The viewer who has not encountered Mr. Barnett's work before may at first feel some disorientation, even shock, at the style and emotional intensity of this award-winning movie. The realization may grow, moving into it minute by minute, that what Barnett has done in his own artistic venue is in many ways comparable to what Vincent did in his -- transforming the artist's own clear perception of reality and life (in this case, Vincent's) into forms strikingly different from any seen in that venue before. This is not the kind of commercialized, mundanely Hollywood-slick film making that we are used to, which I find so often boring, in the end. I'd say to those who would be disappointed by that: look elsewhere.
Having had the pleasure of seeing some of Barnett's early work in NY on stage -- Miller and Shakespeare at their best, in my book -- I did not require a period of readjustment of expectation and perception. (At age 33, he did the best King Lear I have ever seen.) What challenged me, in a very positive way, was the complexity and nuance of compressing Vincent's life story, spirit, and values into the remarkably short format of a 111-minute run time. Having known Vincent's story as of decades ago, but not having read the letters of Vincent and Theo, I found it difficult to approach this work with a pristine eye or ear. Would the naive viewer quite understand the context of this or that event (say, the Borinage time), etc? And would the unavoidable constraints of a low budget production detract from the essential experience and value of the work? Impossible for me to know, and anyway, I'm no film critic.
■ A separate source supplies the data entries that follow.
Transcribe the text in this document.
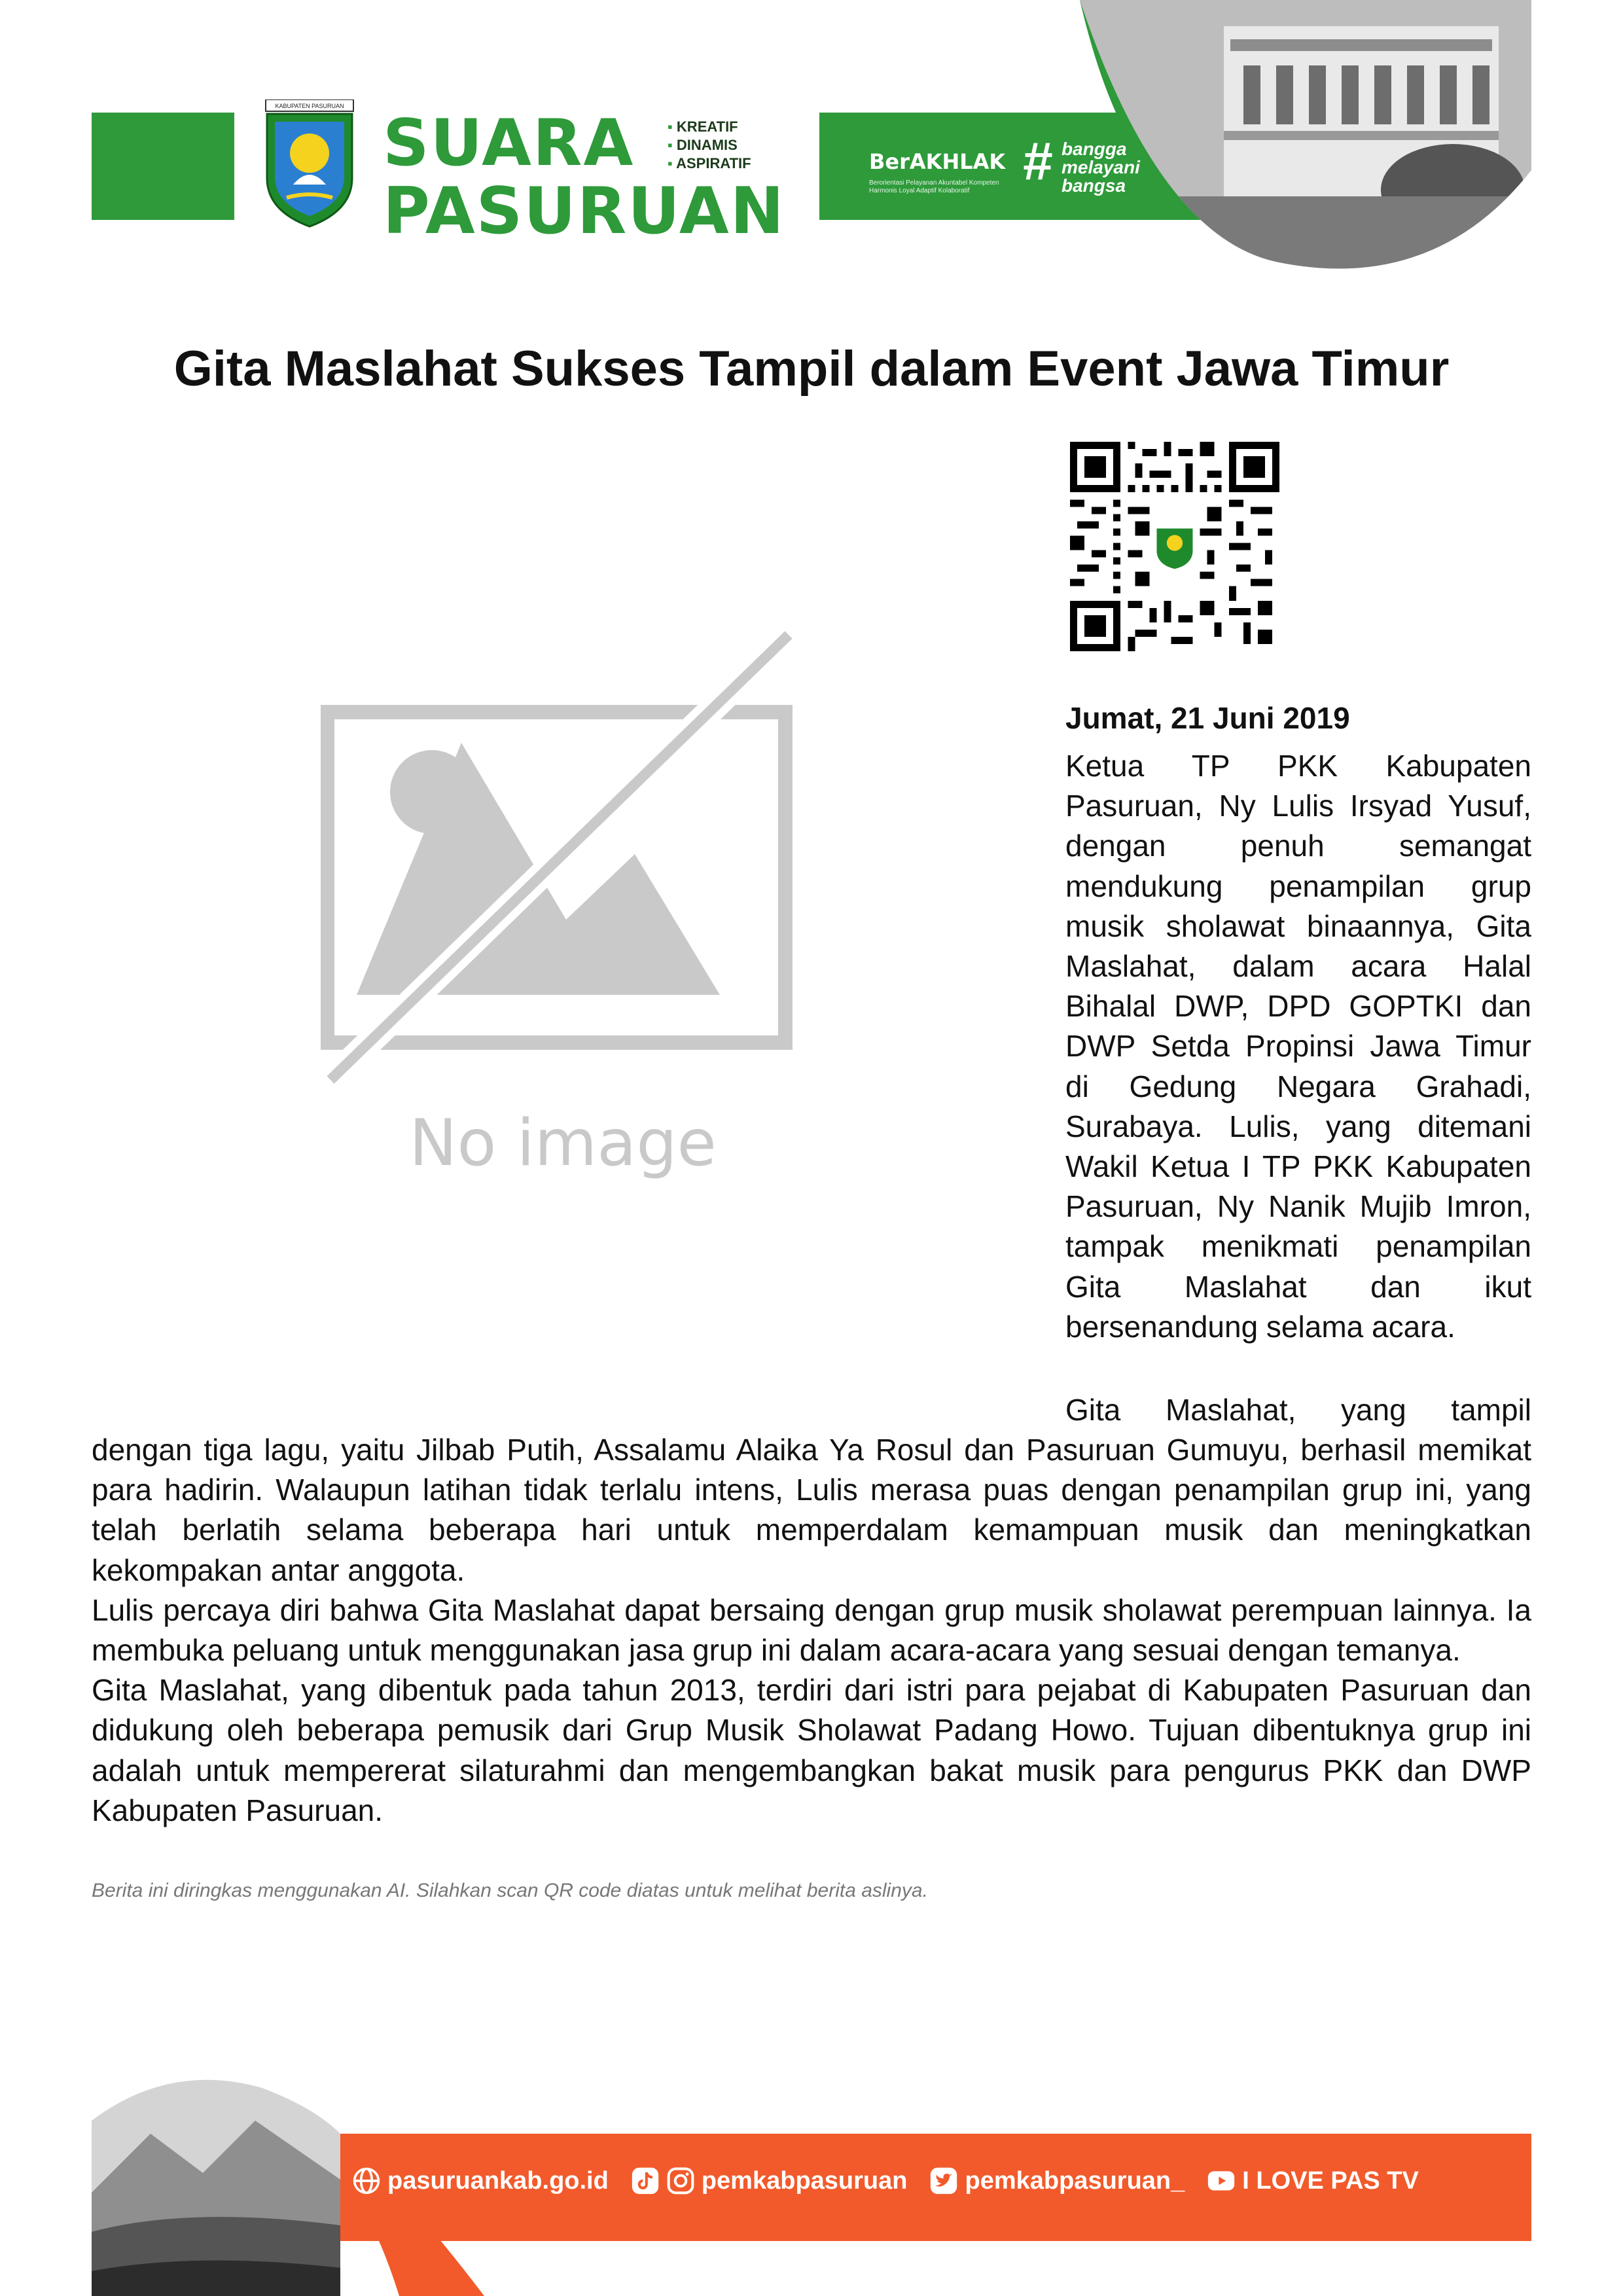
KABUPATEN PASURUAN SUARA
PASURUAN
▪ KREATIF
▪ DINAMIS
▪ ASPIRATIF	BerAKHLAK
Berorientasi Pelayanan Akuntabel Kompeten Harmonis Loyal Adaptif Kolaboratif # bangga
melayani
bangsa
Gita Maslahat Sukses Tampil dalam Event Jawa Timur
No image
Jumat, 21 Juni 2019
Ketua TP PKK Kabupaten Pasuruan, Ny Lulis Irsyad Yusuf, dengan penuh semangat mendukung penampilan grup musik sholawat binaannya, Gita Maslahat, dalam acara Halal Bihalal DWP, DPD GOPTKI dan DWP Setda Propinsi Jawa Timur di Gedung Negara Grahadi, Surabaya. Lulis, yang ditemani Wakil Ketua I TP PKK Kabupaten Pasuruan, Ny Nanik Mujib Imron, tampak menikmati penampilan Gita Maslahat dan ikut bersenandung selama acara.
Gita Maslahat, yang tampil

dengan tiga lagu, yaitu Jilbab Putih, Assalamu Alaika Ya Rosul dan Pasuruan Gumuyu, berhasil memikat para hadirin. Walaupun latihan tidak terlalu intens, Lulis merasa puas dengan penampilan grup ini, yang telah berlatih selama beberapa hari untuk memperdalam kemampuan musik dan meningkatkan kekompakan antar anggota.

Lulis percaya diri bahwa Gita Maslahat dapat bersaing dengan grup musik sholawat perempuan lainnya. Ia membuka peluang untuk menggunakan jasa grup ini dalam acara-acara yang sesuai dengan temanya.

Gita Maslahat, yang dibentuk pada tahun 2013, terdiri dari istri para pejabat di Kabupaten Pasuruan dan didukung oleh beberapa pemusik dari Grup Musik Sholawat Padang Howo. Tujuan dibentuknya grup ini adalah untuk mempererat silaturahmi dan mengembangkan bakat musik para pengurus PKK dan DWP Kabupaten Pasuruan.

Berita ini diringkas menggunakan AI. Silahkan scan QR code diatas untuk melihat berita aslinya.
pasuruankab.go.id	pemkabpasuruan pemkabpasuruan_ I LOVE PAS TV
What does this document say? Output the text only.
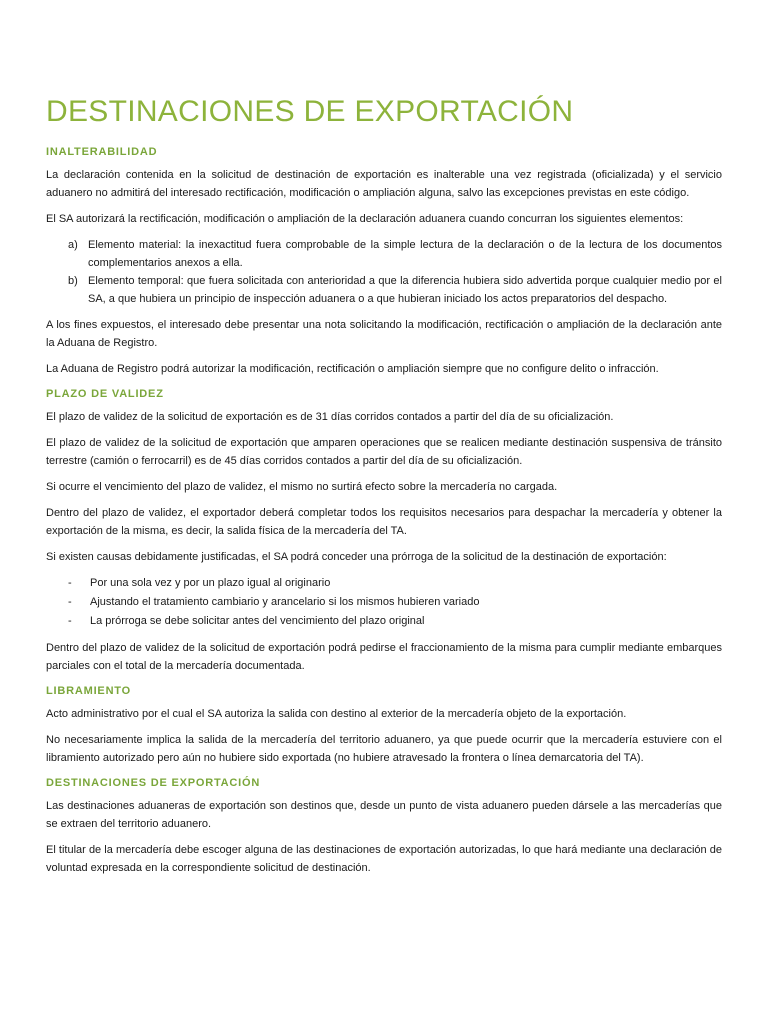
DESTINACIONES DE EXPORTACIÓN
INALTERABILIDAD

La declaración contenida en la solicitud de destinación de exportación es inalterable una vez registrada (oficializada) y el servicio aduanero no admitirá del interesado rectificación, modificación o ampliación alguna, salvo las excepciones previstas en este código.

El SA autorizará la rectificación, modificación o ampliación de la declaración aduanera cuando concurran los siguientes elementos:

a) Elemento material: la inexactitud fuera comprobable de la simple lectura de la declaración o de la lectura de los documentos complementarios anexos a ella.
b) Elemento temporal: que fuera solicitada con anterioridad a que la diferencia hubiera sido advertida porque cualquier medio por el SA, a que hubiera un principio de inspección aduanera o a que hubieran iniciado los actos preparatorios del despacho.

A los fines expuestos, el interesado debe presentar una nota solicitando la modificación, rectificación o ampliación de la declaración ante la Aduana de Registro.

La Aduana de Registro podrá autorizar la modificación, rectificación o ampliación siempre que no configure delito o infracción.

PLAZO DE VALIDEZ

El plazo de validez de la solicitud de exportación es de 31 días corridos contados a partir del día de su oficialización.

El plazo de validez de la solicitud de exportación que amparen operaciones que se realicen mediante destinación suspensiva de tránsito terrestre (camión o ferrocarril) es de 45 días corridos contados a partir del día de su oficialización.

Si ocurre el vencimiento del plazo de validez, el mismo no surtirá efecto sobre la mercadería no cargada.

Dentro del plazo de validez, el exportador deberá completar todos los requisitos necesarios para despachar la mercadería y obtener la exportación de la misma, es decir, la salida física de la mercadería del TA.

Si existen causas debidamente justificadas, el SA podrá conceder una prórroga de la solicitud de la destinación de exportación:

-	Por una sola vez y por un plazo igual al originario
-	Ajustando el tratamiento cambiario y arancelario si los mismos hubieren variado
-	La prórroga se debe solicitar antes del vencimiento del plazo original

Dentro del plazo de validez de la solicitud de exportación podrá pedirse el fraccionamiento de la misma para cumplir mediante embarques parciales con el total de la mercadería documentada.

LIBRAMIENTO

Acto administrativo por el cual el SA autoriza la salida con destino al exterior de la mercadería objeto de la exportación.

No necesariamente implica la salida de la mercadería del territorio aduanero, ya que puede ocurrir que la mercadería estuviere con el libramiento autorizado pero aún no hubiere sido exportada (no hubiere atravesado la frontera o línea demarcatoria del TA).

DESTINACIONES DE EXPORTACIÓN

Las destinaciones aduaneras de exportación son destinos que, desde un punto de vista aduanero pueden dársele a las mercaderías que se extraen del territorio aduanero.

El titular de la mercadería debe escoger alguna de las destinaciones de exportación autorizadas, lo que hará mediante una declaración de voluntad expresada en la correspondiente solicitud de destinación.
I can say that I have it on good authority that the script remains true to the van Gogh letters, and the portrayal certainly remains uniquely true to Vincent's spirit and work. As film making (his first feature work), it uses the full palette, visually and emotionally. My advice: do not view it casually. That would be a waste.
Nota Bene: Roy Thinnes is so very Peyron. (I really enjoyed his role in X Files, too.) All said and done -- 9 stars. It will sadden me if we don't see more of Barnett on film, as it does that we don't have some earlier work on film.